When you've lost your housing, your job and your city the world can seem pretty scary. It was up to me to give these Katrina refugees a new sense of belonging, place and purpose. I chatted with a nice woman who had logged onto our public computers. I learned she grew up in Guyana and moved to New Orleans as an adult. So I silently asked myself, How can I help this person feel a new sense of purpose and belonging in the world? I went straight to Wikipedia and searched for the country of Guyana.

I told the woman, "Here is the Wikipedia page for Guyana. Let's read it over. There's something missing that you can add." She was surprised that this entry could be edited, and easily. And was happy to hear that something she knew could add some value. She was an expert on Guyana, after all having grown up there.
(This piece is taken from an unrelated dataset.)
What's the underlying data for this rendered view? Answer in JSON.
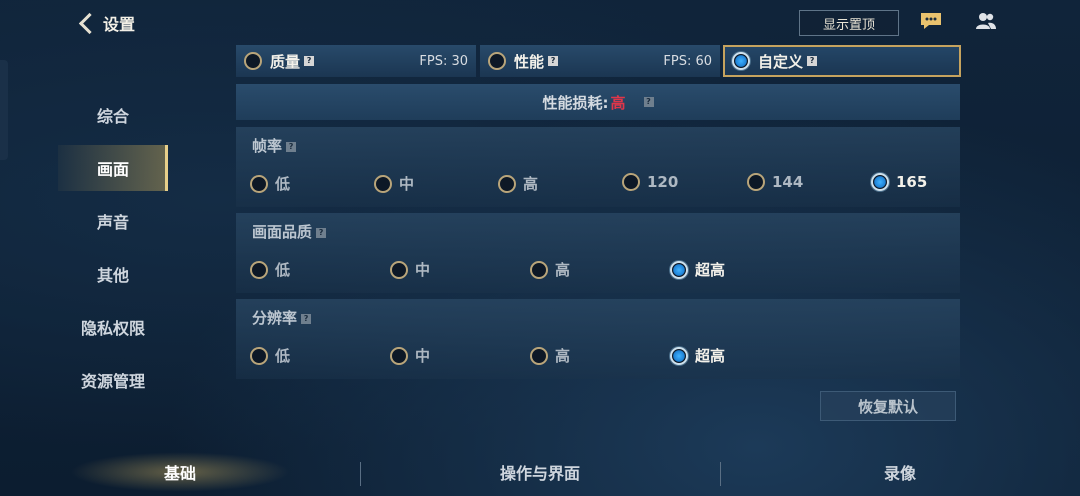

I noticed that the entry only listed the majority languages in Guyana; surely there were some minority languages that were left out? So I asked her, "Are there any native languages in Guyana that are not described here?" She perked up and said, "Yes, yes there are. We call them aboriginal languages. There is Arawak, Wai Wai, Carib and several others."

"Ok, let's add that to the entry," I said. And so we did. 

I let her do the typing so that she could have a tactile sense of adding to this book of knowledge. I walked back to my desk giving her some personal space to do her work, because all human beings need personal space. When she was finished writing, I looked it over, gave her a quick nod of approval and she clicked save. We both smiled when her revisions showed up beautifully on the Wikipedia page.

That was in 2005. Today, I ask refugees to tell me a story from their life and record it using a combination of LibreOffice Impress (also called LibreOffice Presentation) and GTKRecordMyDesktop. Here is an example of one of my finished narrated stories using these tools. I might also ask them for a photo to scan and create a digital story of their narration—using the free web service, I marry the graphics and audio narration to create a YouTube video.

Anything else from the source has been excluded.